To think of White Bird in a Blizzard as a mystery would be mostly inaccurate. Mystery implies suspicion, and until very late in the film, there is none of that. Even the temptation to classify it as a character study feels wrong, as everyone is clearly filtered through Kat’s immature and narrow-sighted purview. In her eyes her mother is a drama queen, her father is a coward, Phil is a disposable sex toy, and Detective Scieziesciez (Thomas Jane) isn’t important for his work on her mother’s case, but instead as an example of the raw manly sexual ideal Kat’s decided is most attractive. And all of this would work just fine if the film’s ending didn’t throw real emotional revelations into the mix and expect us to accept them despite having spent all our time in a dream world until then.

White Bird in a Blizzard movie

 

As for performances, Eva Green and Christopher Meloni play their doll house roles with amazing style and energy. At first almost Stepford wife scary, Eve is robotic with her mannerisms and sharp in her candor. It starts out as off-putting and by the end is absolutely entrancing. Similarly as Kat’s idea of a wimp, Brock literally slumps his shoulders, hands hanging aloof at his sides, his every sentence exuding the cluelessness of a man trying to make sense of the marriage that’s crumbling in front of him and a daughter he holds little connection to. It’s almost hard to watch. Both deserve accolade, but Woodley’s Kat shows little signs of maturation despite the passage of time or the intensity of the truths she discovers by the end of the film, though I will hand it to her, she has teenage rebellion down pat.

Her lack of development may be due in part to what is clearly the film’s biggest failing, and that is the rushed ending. It’s possible the novel the film is based on spent a similarly short amount of time on the plot’s twists, but certainly its slower format in general must have given its readers more chance to process the information they are given.
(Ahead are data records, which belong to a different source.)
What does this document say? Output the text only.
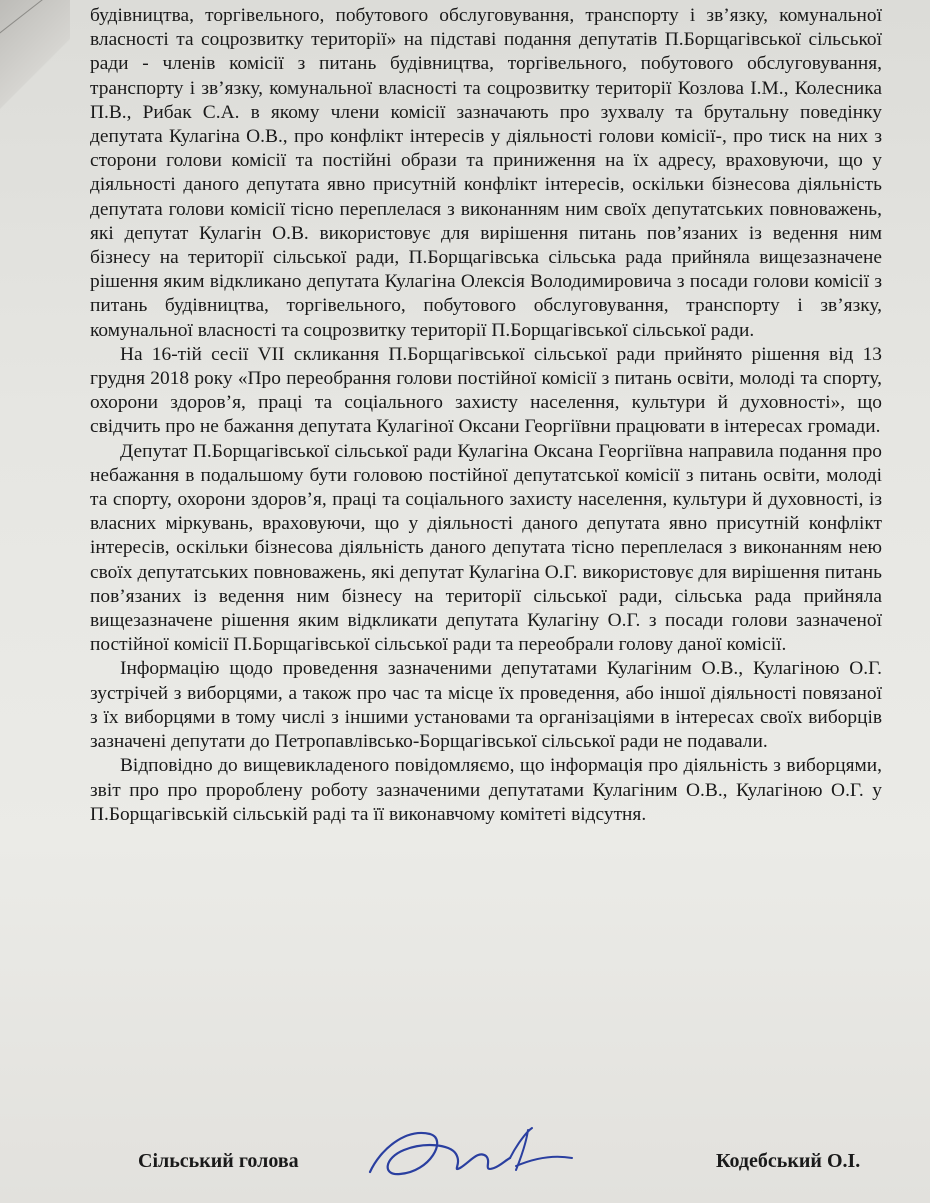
будівництва, торгівельного, побутового обслуговування, транспорту і зв’язку, комунальної власності та соцрозвитку території» на підставі подання депутатів П.Борщагівської сільської ради - членів комісії з питань будівництва, торгівельного, побутового обслуговування, транспорту і зв’язку, комунальної власності та соцрозвитку території Козлова І.М., Колесника П.В., Рибак С.А. в якому члени комісії зазначають про зухвалу та брутальну поведінку депутата Кулагіна О.В., про конфлікт інтересів у діяльності голови комісії-, про тиск на них з сторони голови комісії та постійні образи та приниження на їх адресу, враховуючи, що у діяльності даного депутата явно присутній конфлікт інтересів, оскільки бізнесова діяльність депутата голови комісії тісно переплелася з виконанням ним своїх депутатських повноважень, які депутат Кулагін О.В. використовує для вирішення питань пов’язаних із ведення ним бізнесу на території сільської ради, П.Борщагівська сільська рада прийняла вищезазначене рішення яким відкликано депутата Кулагіна Олексія Володимировича з посади голови комісії з питань будівництва, торгівельного, побутового обслуговування, транспорту і зв’язку, комунальної власності та соцрозвитку території П.Борщагівської сільської ради.

На 16-тій сесії VII скликання П.Борщагівської сільської ради прийнято рішення від 13 грудня 2018 року «Про переобрання голови постійної комісії з питань освіти, молоді та спорту, охорони здоров’я, праці та соціального захисту населення, культури й духовності», що свідчить про не бажання депутата Кулагіної Оксани Георгіївни працювати в інтересах громади.

Депутат П.Борщагівської сільської ради Кулагіна Оксана Георгіївна направила подання про небажання в подальшому бути головою постійної депутатської комісії з питань освіти, молоді та спорту, охорони здоров’я, праці та соціального захисту населення, культури й духовності, із власних міркувань, враховуючи, що у діяльності даного депутата явно присутній конфлікт інтересів, оскільки бізнесова діяльність даного депутата тісно переплелася з виконанням нею своїх депутатських повноважень, які депутат Кулагіна О.Г. використовує для вирішення питань пов’язаних із ведення ним бізнесу на території сільської ради, сільська рада прийняла вищезазначене рішення яким відкликати депутата Кулагіну О.Г. з посади голови зазначеної постійної комісії П.Борщагівської сільської ради та переобрали голову даної комісії.

Інформацію щодо проведення зазначеними депутатами Кулагіним О.В., Кулагіною О.Г. зустрічей з виборцями, а також про час та місце їх проведення, або іншої діяльності повязаної з їх виборцями в тому числі з іншими установами та організаціями в інтересах своїх виборців зазначені депутати до Петропавлівсько-Борщагівської сільської ради не подавали.

Відповідно до вищевикладеного повідомляємо, що інформація про діяльність з виборцями, звіт про про пророблену роботу зазначеними депутатами Кулагіним О.В., Кулагіною О.Г. у П.Борщагівській сільській раді та її виконавчому комітеті відсутня.

Сільський голова	Кодебський О.І.
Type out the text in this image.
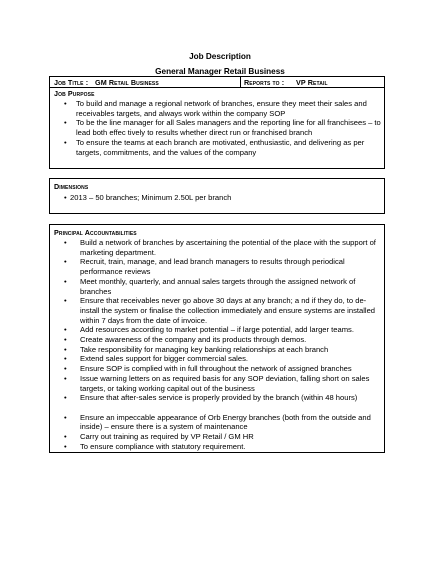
Job Description
General Manager Retail Business
Job Title : GM Retail Business	Reports to : VP Retail
Job Purpose
• To build and manage a regional network of branches, ensure they meet their sales and receivables targets, and always work within the company SOP
• To be the line manager for all Sales managers and the reporting line for all franchisees – to lead both effec tively to results whether direct run or franchised branch
• To ensure the teams at each branch are motivated, enthusiastic, and delivering as per targets, commitments, and the values of the company
Dimensions
• 2013 – 50 branches; Minimum 2.50L per branch
Principal Accountabilities
• Build a network of branches by ascertaining the potential of the place with the support of marketing department.
• Recruit, train, manage, and lead branch managers to results through periodical performance reviews
• Meet monthly, quarterly, and annual sales targets through the assigned network of branches
• Ensure that receivables never go above 30 days at any branch; a nd if they do, to de-install the system or finalise the collection immediately and ensure systems are installed within 7 days from the date of invoice.
• Add resources according to market potential – if large potential, add larger teams.
• Create awareness of the company and its products through demos.
• Take responsibility for managing key banking relationships at each branch
• Extend sales support for bigger commercial sales.
• Ensure SOP is complied with in full throughout the network of assigned branches
• Issue warning letters on as required basis for any SOP deviation, falling short on sales targets, or taking working capital out of the business
• Ensure that after-sales service is properly provided by the branch (within 48 hours)
• Ensure an impeccable appearance of Orb Energy branches (both from the outside and inside) – ensure there is a system of maintenance
• Carry out training as required by VP Retail / GM HR
• To ensure compliance with statutory requirement.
In the film, the editing fails by focusing on the wrong things, not allowing us enough growth with Kat to feel the impact of her self-revelations. It’s hard not to want her to care more about her life, though to give the film due credit, it well reflects the selfish preoccupation teenagers have in prioritizing their lives according to their daily dramas.
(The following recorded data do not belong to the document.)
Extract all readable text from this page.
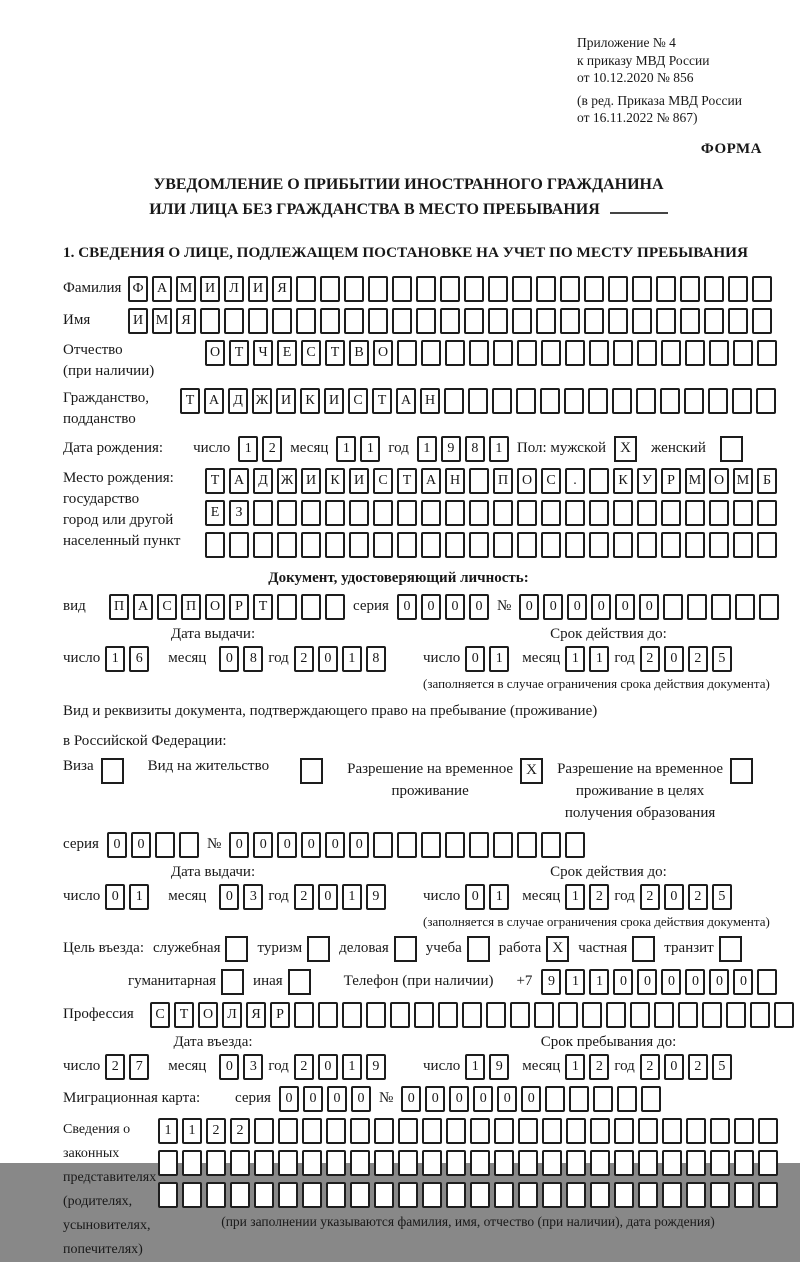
Приложение № 4
к приказу МВД России
от 10.12.2020 № 856
(в ред. Приказа МВД России
от 16.11.2022 № 867)
ФОРМА
УВЕДОМЛЕНИЕ О ПРИБЫТИИ ИНОСТРАННОГО ГРАЖДАНИНА
ИЛИ ЛИЦА БЕЗ ГРАЖДАНСТВА В МЕСТО ПРЕБЫВАНИЯ
1. СВЕДЕНИЯ О ЛИЦЕ, ПОДЛЕЖАЩЕМ ПОСТАНОВКЕ НА УЧЕТ ПО МЕСТУ ПРЕБЫВАНИЯ
Фамилия Ф А М И	Л	И	Я
Имя	И М Я
Отчество
(при наличии)
О	Т	Ч	Е	С	Т	В	О
Гражданство,
подданство
Т	А	Д Ж И	К	И	С	Т	А Н
Дата рождения: число	1	2 месяц	1	1 год	1	9	8	1 Пол: мужской X	женский
Место рождения:
государство
город или другой
населенный пункт
Т	А	Д Ж И	К	И	С	Т	А Н	П О	С	.	К	У	Р М О М Б
Е	З
Документ, удостоверяющий личность:
вид	П А	С	П О	Р	Т	серия	0	0	0	0 №	0	0	0	0	0	0
Дата выдачи:
число 1	6	месяц	0	8 год 2	0	1	8
Срок действия до:
число 0	1	месяц 1	1 год 2	0	2	5
(заполняется в случае ограничения срока действия документа)
Вид и реквизиты документа, подтверждающего право на пребывание (проживание)
в Российской Федерации:
Виза	Вид на жительство	Разрешение на временное
проживание
X	Разрешение на временное
проживание в целях
получения образования
серия	0	0	№	0	0	0	0	0	0
Дата выдачи:
число 0	1	месяц	0	3 год 2	0	1	9
Срок действия до:
число 0	1	месяц 1	2 год 2	0	2	5
(заполняется в случае ограничения срока действия документа)
Цель въезда: служебная туризм деловая учеба работа X	частная транзит
гуманитарная иная	Телефон (при наличии) +7	9	1	1	0	0	0	0	0	0
Профессия	С	Т	О	Л	Я	Р
Дата въезда:
число 2	7	месяц	0	3 год 2	0	1	9
Срок пребывания до:
число 1	9	месяц 1	2 год 2	0	2	5
Миграционная карта:	серия	0	0	0	0 №	0	0	0	0	0	0
Сведения о
законных
представителях
(родителях,
усыновителях,
попечителях)
1	1	2	2
(при заполнении указываются фамилия, имя, отчество (при наличии), дата рождения)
Another badge Gregg Araki deserves is in the perfectly curated music of the film and a great score from Harold Budd and Robin Guthrie. Full of great ’80s fare it’s worth staying through the end credits to create a playlist from the offerings, including Cocteau Twins, The Psychedelic Furs, and New Order. The art direction is equally enthralling — a well-crafted picture of the ’80s with a touch of ’50s sensibility.

Many beautiful elements and strong performances make White Bird in a Blizzard a stimulating watch, but its utter lack of real emotion do great injustice to the cruelty of loss and the very real emotions flooding through the average teenager at any given second. Kat’s only passion seems to be sexual, giving her an impractical flatness on which the entire film falls. Araki, known for reveling in unpleasant material in earlier films such as Mysterious Skin, manages to direct all discomfort into watching each characters’ overblown identity play out on-screen, while rushing past the hairy exposition without allowing it some influence. It’s just too hard to care for the story endings of dolls.